Die Zivilgesellschaft lebt

Wer sind diese acht Menschen, was haben sie getan und warum spielen sie im Gefängnis mit ihren Leben? Hätte Frau Jahangir bei ihrem Pressetermin diese Fragen in allen Einzelheiten beantworten können, hätte das eine lange Erzählung ergeben über Irans omnipotente Sicherheitskräfte, parallele Geheimdienste, willkürliche Justiz und nicht zuletzt über unhaltbare Zustände in iranischen Gefängnissen.

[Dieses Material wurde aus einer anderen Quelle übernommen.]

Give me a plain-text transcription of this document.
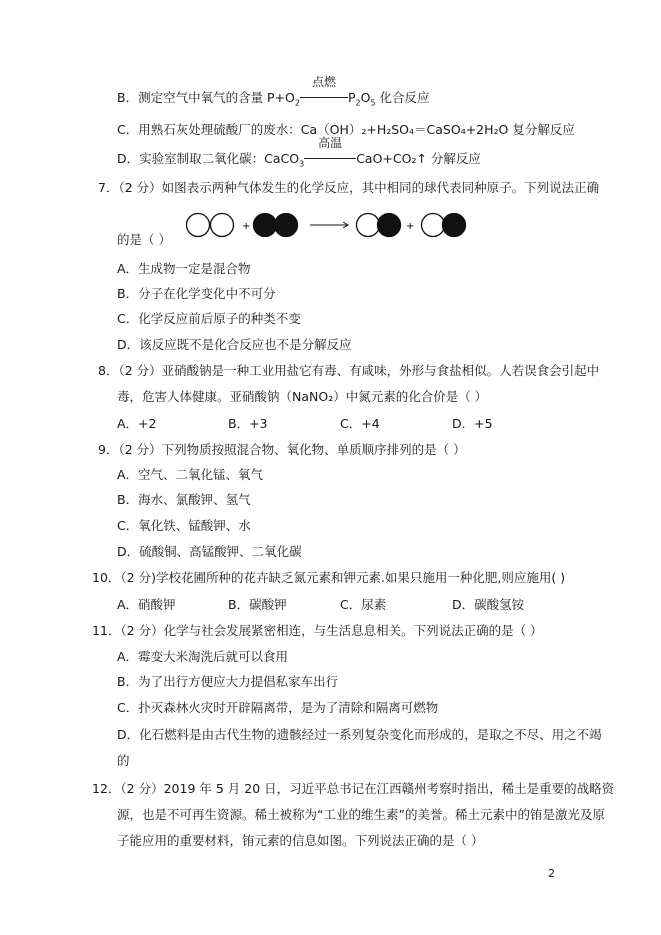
B．测定空气中氧气的含量 $P+O_2$
点燃
$P_2O_5$ 化合反应
C．用熟石灰处理硫酸厂的废水：Ca（OH）₂+H₂SO₄＝CaSO₄+2H₂O 复分解反应
D．实验室制取二氧化碳：CaCO$_3$
高温
CaO+CO₂↑ 分解反应
7．（2 分）如图表示两种气体发生的化学反应，其中相同的球代表同种原子。下列说法正确
+	+
的是（ ）
A．生成物一定是混合物
B．分子在化学变化中不可分
C．化学反应前后原子的种类不变
D．该反应既不是化合反应也不是分解反应
8．（2 分）亚硝酸钠是一种工业用盐它有毒、有咸味，外形与食盐相似。人若误食会引起中
毒，危害人体健康。亚硝酸钠（NaNO₂）中氮元素的化合价是（ ）
A．+2	B．+3	C．+4	D．+5
9．（2 分）下列物质按照混合物、氧化物、单质顺序排列的是（ ）
A．空气、二氧化锰、氧气
B．海水、氯酸钾、氢气
C．氧化铁、锰酸钾、水
D．硫酸铜、高锰酸钾、二氧化碳
10．（2 分)学校花圃所种的花卉缺乏氮元素和钾元素.如果只施用一种化肥,则应施用( )
A．硝酸钾	B．碳酸钾	C．尿素	D．碳酸氢铵
11．（2 分）化学与社会发展紧密相连，与生活息息相关。下列说法正确的是（ ）
A．霉变大米淘洗后就可以食用
B．为了出行方便应大力提倡私家车出行
C．扑灭森林火灾时开辟隔离带，是为了清除和隔离可燃物
D．化石燃料是由古代生物的遗骸经过一系列复杂变化而形成的，是取之不尽、用之不竭
的
12．（2 分）2019 年 5 月 20 日，习近平总书记在江西赣州考察时指出，稀土是重要的战略资
源，也是不可再生资源。稀土被称为“工业的维生素”的美誉。稀土元素中的铕是激光及原
子能应用的重要材料，铕元素的信息如图。下列说法正确的是（ ）
2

Die Biographien dieser Menschen würde zudem zeigen, dass innerhalb der jungen Generation des Iran eine engagierte und selbstbewusste Zivilgesellschaft existiert, die Politik für sich neu buchstabiert und praktiziert. Ein beachtlicher Teil einer solchen Erzählung müsste sich zwangsläufig der Machtlosigkeit des Präsidenten widmen. Kein Wunder, dass Frau Jahangir ihren Appell nicht an Präsident Rouhani, sondern an die „Verantwortlichen“ des Landes richtete – wer sie auch sein mögen.

Ein Beispiel

Ali Shariati, vor und nach dem Hungerstreik
Ali Shariati, vor und nach dem Hungerstreik

Nur ein Beispiel, kurz und exemplarisch: Ali Schariati ist der erste Name auf der Liste jener acht Menschen, für die sich die Sonderberichterstatterin einsetzt. Die Islamische Republik war acht Jahre alt, als Schariati das Licht der Welt erblickte. Als er in die Schule kam, hatte Reformpräsident Khatami gerade die Wahl gewonnen. Schariati ist Student, als 2009 die Grüne Bewegung ihre Proteste gegen Ahmadinedschad beginnen. Er nimmt daran teil. Es folgen Folter, Verurteilung, Isolationshaft, zum ersten Mal tritt er in einen Hungerstreik und wird schließlich nach einem Jahr aus der Haft entlassen.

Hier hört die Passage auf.